I've just registered to say thanks for this guide! Spent half a day yesterday struggling to setup OMV on my new shiny Intel NUC based on Intel i219-V ethernet adapter.
Tried many things, standard installer couldn't find any network device. Ubuntu Live USB did work, but Debian Live USB did not so I got little confused.
Then I found this which led me to debootstrapping Debian installation from a working Ubuntu Live USB.
In general it worked fine, however I do have few comments someone else might find helpful.
I decided to go with most recent stable release which is stretch at the time of writing so I just replaced wheezy with stretch to make it work here.
Later when editing sources.list and backports.list I had to alter that as well (got it from official Debian page):
Source Code: sources.list
deb http://deb.debian.org/debian/ stretch main contrib non-free
deb http://deb.debian.org/debian/ stretch-updates main contrib non-free
deb http://deb.debian.org/debian-security stretch/updates main contrib non-free
Source Code: backports.list
deb http://ftp.debian.org/debian stretch-backports main contrib non-free
Even after changing wheezy to stretch it couldn't find the package so I just skipped that step (installed only the ssh server) and went with kernel installation - no issues there.

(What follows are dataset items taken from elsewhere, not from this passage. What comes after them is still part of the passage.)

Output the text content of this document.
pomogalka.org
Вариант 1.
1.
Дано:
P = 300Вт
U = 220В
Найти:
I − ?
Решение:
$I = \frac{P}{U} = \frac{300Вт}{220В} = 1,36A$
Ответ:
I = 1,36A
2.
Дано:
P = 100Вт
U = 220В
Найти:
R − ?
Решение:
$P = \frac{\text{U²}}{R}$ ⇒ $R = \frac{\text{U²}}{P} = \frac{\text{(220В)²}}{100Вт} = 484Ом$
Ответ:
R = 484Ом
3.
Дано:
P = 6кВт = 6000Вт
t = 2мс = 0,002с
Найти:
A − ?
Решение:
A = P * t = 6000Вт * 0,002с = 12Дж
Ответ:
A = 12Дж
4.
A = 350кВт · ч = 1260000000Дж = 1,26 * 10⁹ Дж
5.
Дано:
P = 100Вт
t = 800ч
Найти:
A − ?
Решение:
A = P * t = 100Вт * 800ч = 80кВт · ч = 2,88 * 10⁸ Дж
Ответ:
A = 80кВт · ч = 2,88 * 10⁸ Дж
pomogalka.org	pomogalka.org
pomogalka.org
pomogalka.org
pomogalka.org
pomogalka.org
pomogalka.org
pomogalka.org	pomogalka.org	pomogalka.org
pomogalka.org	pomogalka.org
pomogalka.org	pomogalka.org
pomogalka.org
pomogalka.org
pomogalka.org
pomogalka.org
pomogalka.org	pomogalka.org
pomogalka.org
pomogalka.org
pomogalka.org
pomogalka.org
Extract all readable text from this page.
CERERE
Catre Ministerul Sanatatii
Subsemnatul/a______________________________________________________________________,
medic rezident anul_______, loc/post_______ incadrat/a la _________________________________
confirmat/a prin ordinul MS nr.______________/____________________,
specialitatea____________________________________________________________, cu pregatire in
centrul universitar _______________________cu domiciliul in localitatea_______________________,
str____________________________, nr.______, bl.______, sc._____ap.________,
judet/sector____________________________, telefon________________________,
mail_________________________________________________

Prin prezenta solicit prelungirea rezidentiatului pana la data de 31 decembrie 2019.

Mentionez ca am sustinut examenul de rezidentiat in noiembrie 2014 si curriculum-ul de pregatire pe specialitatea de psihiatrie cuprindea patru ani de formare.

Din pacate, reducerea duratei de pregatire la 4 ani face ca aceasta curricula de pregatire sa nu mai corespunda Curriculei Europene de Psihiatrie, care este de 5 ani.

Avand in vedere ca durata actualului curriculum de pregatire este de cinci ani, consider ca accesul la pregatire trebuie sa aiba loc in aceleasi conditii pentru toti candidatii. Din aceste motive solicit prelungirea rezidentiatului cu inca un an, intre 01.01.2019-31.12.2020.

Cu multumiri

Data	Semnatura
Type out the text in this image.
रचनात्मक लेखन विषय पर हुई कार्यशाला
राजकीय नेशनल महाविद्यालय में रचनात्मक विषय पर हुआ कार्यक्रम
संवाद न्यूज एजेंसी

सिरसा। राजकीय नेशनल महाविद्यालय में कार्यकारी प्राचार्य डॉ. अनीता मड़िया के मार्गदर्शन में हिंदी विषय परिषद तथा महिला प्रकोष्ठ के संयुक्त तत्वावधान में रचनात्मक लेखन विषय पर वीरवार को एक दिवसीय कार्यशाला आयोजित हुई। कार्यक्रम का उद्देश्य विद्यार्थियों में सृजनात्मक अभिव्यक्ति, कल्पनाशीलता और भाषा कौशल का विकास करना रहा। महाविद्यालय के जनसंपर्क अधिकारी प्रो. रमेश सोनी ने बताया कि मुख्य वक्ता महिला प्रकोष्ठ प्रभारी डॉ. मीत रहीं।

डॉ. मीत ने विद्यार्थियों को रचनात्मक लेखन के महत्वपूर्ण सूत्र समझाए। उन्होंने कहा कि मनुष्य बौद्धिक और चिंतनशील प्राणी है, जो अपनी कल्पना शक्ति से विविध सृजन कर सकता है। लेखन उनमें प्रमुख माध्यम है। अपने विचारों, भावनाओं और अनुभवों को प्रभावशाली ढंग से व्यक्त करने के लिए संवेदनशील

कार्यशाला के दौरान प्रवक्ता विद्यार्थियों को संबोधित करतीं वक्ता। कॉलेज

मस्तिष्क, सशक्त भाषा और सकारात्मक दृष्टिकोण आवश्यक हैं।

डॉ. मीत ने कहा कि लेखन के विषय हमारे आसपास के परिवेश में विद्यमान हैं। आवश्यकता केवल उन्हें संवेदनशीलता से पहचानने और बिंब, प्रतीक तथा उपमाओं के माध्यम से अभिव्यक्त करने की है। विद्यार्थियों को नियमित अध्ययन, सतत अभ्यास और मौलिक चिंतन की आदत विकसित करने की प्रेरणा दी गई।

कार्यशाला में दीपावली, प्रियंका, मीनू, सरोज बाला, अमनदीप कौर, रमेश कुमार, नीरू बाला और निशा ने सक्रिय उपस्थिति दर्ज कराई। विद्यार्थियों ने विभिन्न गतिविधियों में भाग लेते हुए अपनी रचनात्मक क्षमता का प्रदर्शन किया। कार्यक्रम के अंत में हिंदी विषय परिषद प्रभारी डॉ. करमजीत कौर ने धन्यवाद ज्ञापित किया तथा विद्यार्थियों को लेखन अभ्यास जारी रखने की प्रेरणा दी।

Regarding the kernel I wanted to pick a newer one, so I ran apt-cache search linux-image-4 to list them. Ended up with linux-image-4.19.0-0.bpo.1-amd64
It went well, without any errors.
Here comes the tricky part regarding network interface. I went with the guide regarding the update to /etc/network/interfaces, rebooted and found out there is no network on my machine.
I had to install few tools to help myself out. So apt-get install pciutils lshw but for that you need internet access so I had to go back to working Ubuntu Live USB and chroot again following the instruction (mounting /dev, /sys and stuff before). Reboot again to Debian after that.
First let's make sure the system has the driver loaded (which it should) by executing lspci -v | grep Eth -A 10. The result should be similar to:
It's using e1000e which is correct according to Intel specs.
Next let's see what's the name of the interface:
It turns out it's eno1 when I was expecting eth0 and when I was still chrooted from Ubuntu I'm pretty sure it was eth0. eno1 refers to onboard NIC which is actually true here and probably that's how it is on Intel NUCs.
That was the last thing to be changed. After changing eth0 to eno1 in /etc/network/interfaces and rebooting I was finally online!